Forgiveness Work (Arzoo Osanloo, 2020)

Photo taken from medieval manuscript by Qotbeddin Shirazi (1236–1311), a Persian Astronomer. The image depicts an epicyclic planetary model.

In Forgiveness Work, Arzoo Osanloo offers ways of understanding an Islamic notion of justice by looking closer at experiences and infrastructures that illustrate the centrality of compassion and mercy in Iranian criminal law. She argues how the compulsion to forgive is rooted in the Qur’an and in the teachings of the Muhammad especially regarding the prescription of punishment in the Sunnah. In so doing, she traces the shifts that have taken place in Iranian society from an economy of debt to a morality of suffering; showing how the former has not completely disappeared as a consequence of the latter. For example, according to Islamic law, provided that a crime has not been committed against God, the judge offers the victim’s family an alternative: either qisas, a punishment imposed on the basis of the law of retaliation, thus implying death in case of murder; or the diya, reparation by a sum of money determined by the magistrate. According to Osanloo, the second formula is more often used than the first, but the judge often adds a prison sentence to the payment of the damage. (42)

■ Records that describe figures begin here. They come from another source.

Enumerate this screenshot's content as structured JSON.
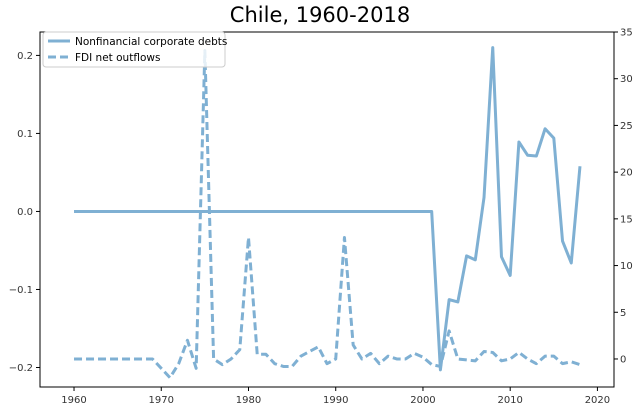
{
  "chart_data": {
    "type": "line",
    "title": "Chile, 1960-2018",
    "xlabel": "",
    "ylabel": "",
    "xlim": [
      1956.1,
      2021.9
    ],
    "x_ticks": [
      1960,
      1970,
      1980,
      1990,
      2000,
      2010,
      2020
    ],
    "ylim_left": [
      -0.225,
      0.23
    ],
    "y_ticks_left": [
      "0.2",
      "0.1",
      "0.0",
      "−0.1",
      "−0.2"
    ],
    "y_ticks_left_values": [
      0.2,
      0.1,
      0.0,
      -0.1,
      -0.2
    ],
    "ylim_right": [
      -3.0,
      35.0
    ],
    "y_ticks_right": [
      "35",
      "30",
      "25",
      "20",
      "15",
      "10",
      "5",
      "0"
    ],
    "y_ticks_right_values": [
      35,
      30,
      25,
      20,
      15,
      10,
      5,
      0
    ],
    "grid": false,
    "legend_position": "top-left",
    "color": "#7fb0d3",
    "series": [
      {
        "name": "Nonfinancial corporate debts",
        "axis": "left",
        "style": "solid",
        "x": [
          1960,
          1961,
          1962,
          1963,
          1964,
          1965,
          1966,
          1967,
          1968,
          1969,
          1970,
          1971,
          1972,
          1973,
          1974,
          1975,
          1976,
          1977,
          1978,
          1979,
          1980,
          1981,
          1982,
          1983,
          1984,
          1985,
          1986,
          1987,
          1988,
          1989,
          1990,
          1991,
          1992,
          1993,
          1994,
          1995,
          1996,
          1997,
          1998,
          1999,
          2000,
          2001,
          2002,
          2003,
          2004,
          2005,
          2006,
          2007,
          2008,
          2009,
          2010,
          2011,
          2012,
          2013,
          2014,
          2015,
          2016,
          2017,
          2018
        ],
        "values": [
          0,
          0,
          0,
          0,
          0,
          0,
          0,
          0,
          0,
          0,
          0,
          0,
          0,
          0,
          0,
          0,
          0,
          0,
          0,
          0,
          0,
          0,
          0,
          0,
          0,
          0,
          0,
          0,
          0,
          0,
          0,
          0,
          0,
          0,
          0,
          0,
          0,
          0,
          0,
          0,
          0,
          0,
          -0.203,
          -0.113,
          -0.116,
          -0.057,
          -0.062,
          0.018,
          0.21,
          -0.058,
          -0.082,
          0.089,
          0.072,
          0.071,
          0.106,
          0.094,
          -0.038,
          -0.066,
          0.058
        ]
      },
      {
        "name": "FDI net outflows",
        "axis": "right",
        "style": "dashed",
        "x": [
          1960,
          1961,
          1962,
          1963,
          1964,
          1965,
          1966,
          1967,
          1968,
          1969,
          1970,
          1971,
          1972,
          1973,
          1974,
          1975,
          1976,
          1977,
          1978,
          1979,
          1980,
          1981,
          1982,
          1983,
          1984,
          1985,
          1986,
          1987,
          1988,
          1989,
          1990,
          1991,
          1992,
          1993,
          1994,
          1995,
          1996,
          1997,
          1998,
          1999,
          2000,
          2001,
          2002,
          2003,
          2004,
          2005,
          2006,
          2007,
          2008,
          2009,
          2010,
          2011,
          2012,
          2013,
          2014,
          2015,
          2016,
          2017,
          2018
        ],
        "values": [
          0,
          0,
          0,
          0,
          0,
          0,
          0,
          0,
          0,
          0,
          -1.0,
          -2.0,
          -0.5,
          2.0,
          -1.0,
          33.0,
          0.0,
          -0.6,
          0.0,
          1.0,
          13.0,
          0.5,
          0.5,
          -0.5,
          -0.8,
          -0.8,
          0.3,
          0.8,
          1.3,
          -0.5,
          0.0,
          13.0,
          1.5,
          0.0,
          0.6,
          -0.5,
          0.3,
          0.0,
          0.0,
          0.6,
          0.2,
          -0.6,
          -0.8,
          3.0,
          0.0,
          -0.1,
          -0.2,
          0.8,
          0.7,
          -0.2,
          0.0,
          0.7,
          0.0,
          -0.5,
          0.3,
          0.3,
          -0.5,
          -0.3,
          -0.6
        ]
      }
    ]
  }
}
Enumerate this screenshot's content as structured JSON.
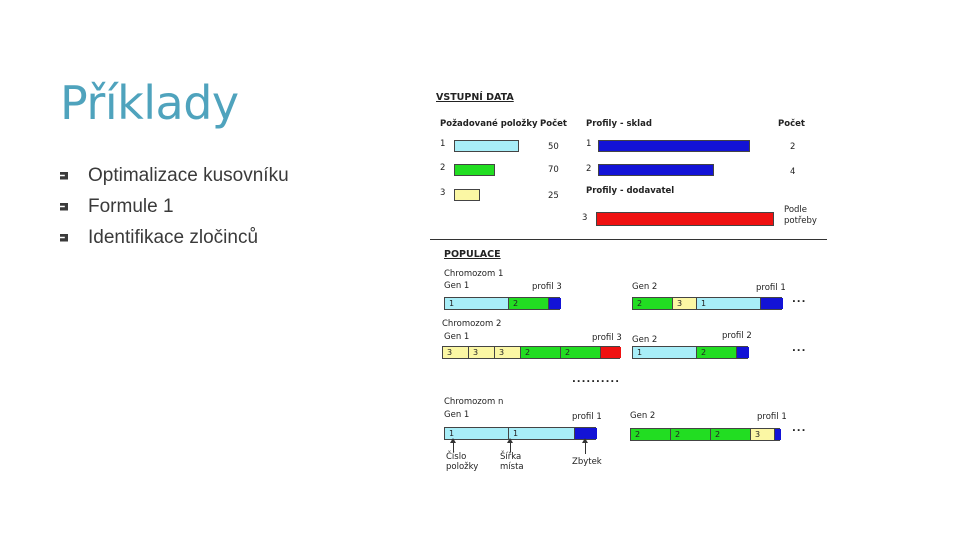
{
  "slide": {
    "title": "Příklady",
    "bullets": [
      "Optimalizace kusovníku",
      "Formule 1",
      "Identifikace zločinců"
    ]
  },
  "figure": {
    "input_header": "VSTUPNÍ DATA",
    "col_required": "Požadované položky",
    "col_count1": "Počet",
    "col_profiles_stock": "Profily - sklad",
    "col_count2": "Počet",
    "req": [
      {
        "id": "1",
        "count": "50"
      },
      {
        "id": "2",
        "count": "70"
      },
      {
        "id": "3",
        "count": "25"
      }
    ],
    "stock": [
      {
        "id": "1",
        "count": "2"
      },
      {
        "id": "2",
        "count": "4"
      }
    ],
    "supplier_header": "Profily - dodavatel",
    "supplier_id": "3",
    "supplier_note_1": "Podle",
    "supplier_note_2": "potřeby",
    "population_header": "POPULACE",
    "chrom1": "Chromozom 1",
    "chrom2": "Chromozom 2",
    "chromn": "Chromozom n",
    "gen1": "Gen 1",
    "gen2": "Gen 2",
    "profil1": "profil 1",
    "profil2": "profil 2",
    "profil3": "profil 3",
    "c1g1_cells": [
      "1",
      "2"
    ],
    "c1g2_cells": [
      "2",
      "3",
      "1"
    ],
    "c1g2_profile": "profil 1",
    "c2g1_cells": [
      "3",
      "3",
      "3",
      "2",
      "2"
    ],
    "c2g2_cells": [
      "1",
      "2"
    ],
    "cng1_cells": [
      "1",
      "1"
    ],
    "cng2_cells": [
      "2",
      "2",
      "2",
      "3"
    ],
    "ellipsis": "...",
    "middots": "..........",
    "arrow_label_1a": "Číslo",
    "arrow_label_1b": "položky",
    "arrow_label_2a": "Šířka",
    "arrow_label_2b": "místa",
    "arrow_label_3": "Zbytek",
    "colors": {
      "cyan": "#a8eef8",
      "green": "#22dd22",
      "yellow": "#fbf7a4",
      "blue": "#1313d6",
      "red": "#ef1111",
      "title": "#4fa3bd"
    }
  }
}
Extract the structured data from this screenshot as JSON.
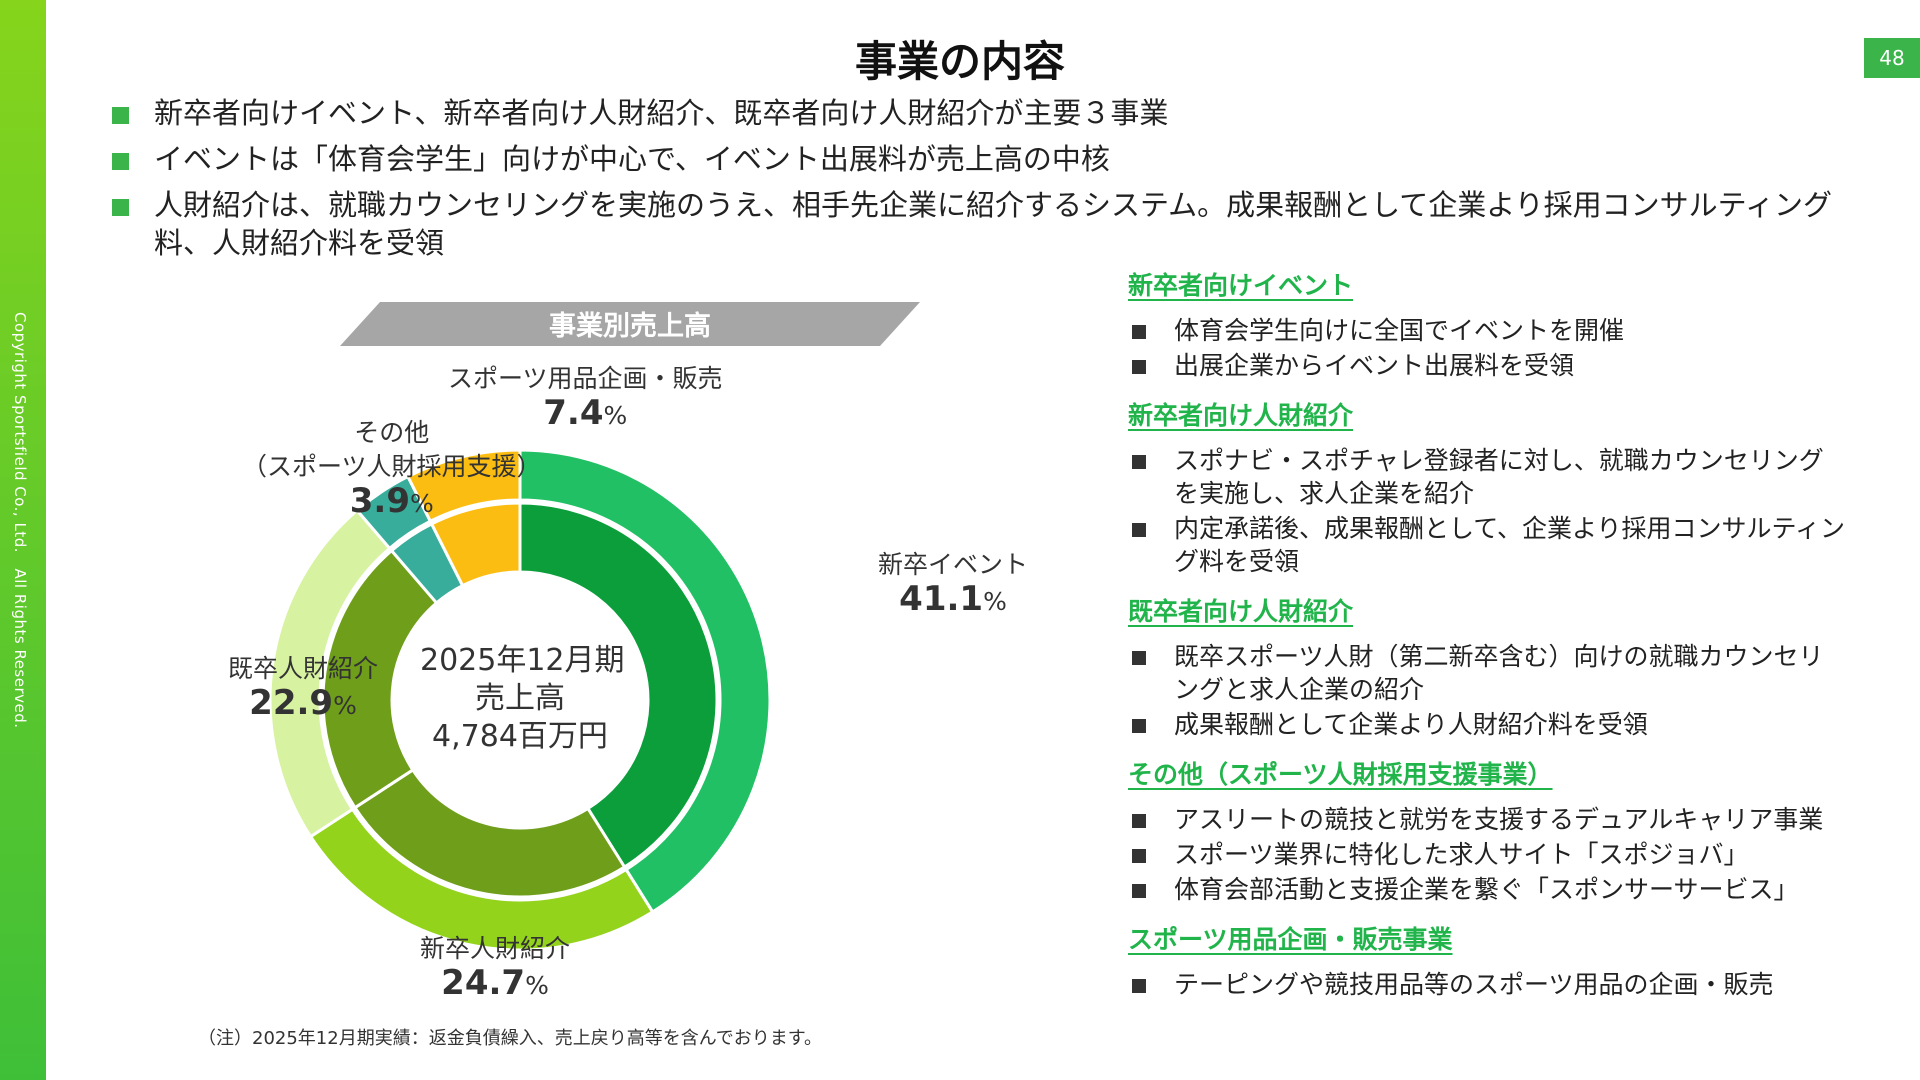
{
  "page": {
    "title": "事業の内容",
    "page_number": "48",
    "copyright": "Copyright Sportsfield Co., Ltd.　All Rights Reserved."
  },
  "bullets": [
    "新卒者向けイベント、新卒者向け人財紹介、既卒者向け人財紹介が主要３事業",
    "イベントは「体育会学生」向けが中心で、イベント出展料が売上高の中核",
    "人財紹介は、就職カウンセリングを実施のうえ、相手先企業に紹介するシステム。成果報酬として企業より採用コンサルティング料、人財紹介料を受領"
  ],
  "colors": {
    "accent": "#3bb44a",
    "title_green": "#20b44a",
    "banner_gray": "#a6a6a6"
  },
  "chart_data": {
    "type": "pie",
    "variant": "donut",
    "title": "事業別売上高",
    "center_text": [
      "2025年12月期",
      "売上高",
      "4,784百万円"
    ],
    "unit": "%",
    "slices": [
      {
        "name": "新卒イベント",
        "value": 41.1,
        "label_value": "41.1",
        "outer_color": "#22c064",
        "inner_color": "#0b9e3a"
      },
      {
        "name": "新卒人財紹介",
        "value": 24.7,
        "label_value": "24.7",
        "outer_color": "#94d31c",
        "inner_color": "#6f9e1a"
      },
      {
        "name": "既卒人財紹介",
        "value": 22.9,
        "label_value": "22.9",
        "outer_color": "#d7f2a0",
        "inner_color": "#6f9e1a"
      },
      {
        "name_lines": [
          "その他",
          "（スポーツ人財採用支援）"
        ],
        "value": 3.9,
        "label_value": "3.9",
        "outer_color": "#38ad9b",
        "inner_color": "#38ad9b"
      },
      {
        "name": "スポーツ用品企画・販売",
        "value": 7.4,
        "label_value": "7.4",
        "outer_color": "#fbbd12",
        "inner_color": "#fbbd12"
      }
    ],
    "note": "（注）2025年12月期実績：返金負債繰入、売上戻り高等を含んでおります。"
  },
  "sections": [
    {
      "title": "新卒者向けイベント",
      "items": [
        "体育会学生向けに全国でイベントを開催",
        "出展企業からイベント出展料を受領"
      ]
    },
    {
      "title": "新卒者向け人財紹介",
      "items": [
        "スポナビ・スポチャレ登録者に対し、就職カウンセリングを実施し、求人企業を紹介",
        "内定承諾後、成果報酬として、企業より採用コンサルティング料を受領"
      ]
    },
    {
      "title": "既卒者向け人財紹介",
      "items": [
        "既卒スポーツ人財（第二新卒含む）向けの就職カウンセリングと求人企業の紹介",
        "成果報酬として企業より人財紹介料を受領"
      ]
    },
    {
      "title": "その他（スポーツ人財採用支援事業）",
      "items": [
        "アスリートの競技と就労を支援するデュアルキャリア事業",
        "スポーツ業界に特化した求人サイト「スポジョバ」",
        "体育会部活動と支援企業を繋ぐ「スポンサーサービス」"
      ]
    },
    {
      "title": "スポーツ用品企画・販売事業",
      "items": [
        "テーピングや競技用品等のスポーツ用品の企画・販売"
      ]
    }
  ]
}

In view of this amalgamated practice of justice that has just been described, one might ask how does one rationalize the infliction of suffering in an Islamic notion of justice? Osanloo shows one stream of moral philosophy through an account of how Shahriyari appropriates Immanuel Kant who affirms that suffering is only justified insofar as it expiates the reprehensible act committed, independently of any social consequence, positive or negative. The penalty thus imposed is retributivist and must in principle be equivalent to the violation of the law or the norm (even execution in the event of murder). Another view of suffering which might have enhanced Osanloo’s discussion by drawing a contrast is one that follows Jeremy Bentham (of Panopticon fame) who posits that the suffering of the perpetrator of a crime is justified only insofar as it increases happiness in society, in other words, that it reduces crime. This can be by effect of neutralization (execution, imprisonment, exile), deterrence (for the individual and the community) and rehabilitation (through moral reform or social reintegration). The focus on the punitive aspect of Islamic justice during the last decades shows a shift in how justice is viewed or administered in the Western world which obscures the fact that provisions for the death sentence and also forbearance and compassion are systematically placed in the justice systems of modern nation-states (131). In fact, both the punitive and the merciful aspects exist in the juridical scaffoldings of the United States, albeit with key differences. Perhaps a minor note but one that illuminates so much about the importance of Osanloo’s scholarship is her observation that in Iran the right of retaliation belongs to the victim and their family, unlike in the United States where the state assumes this right.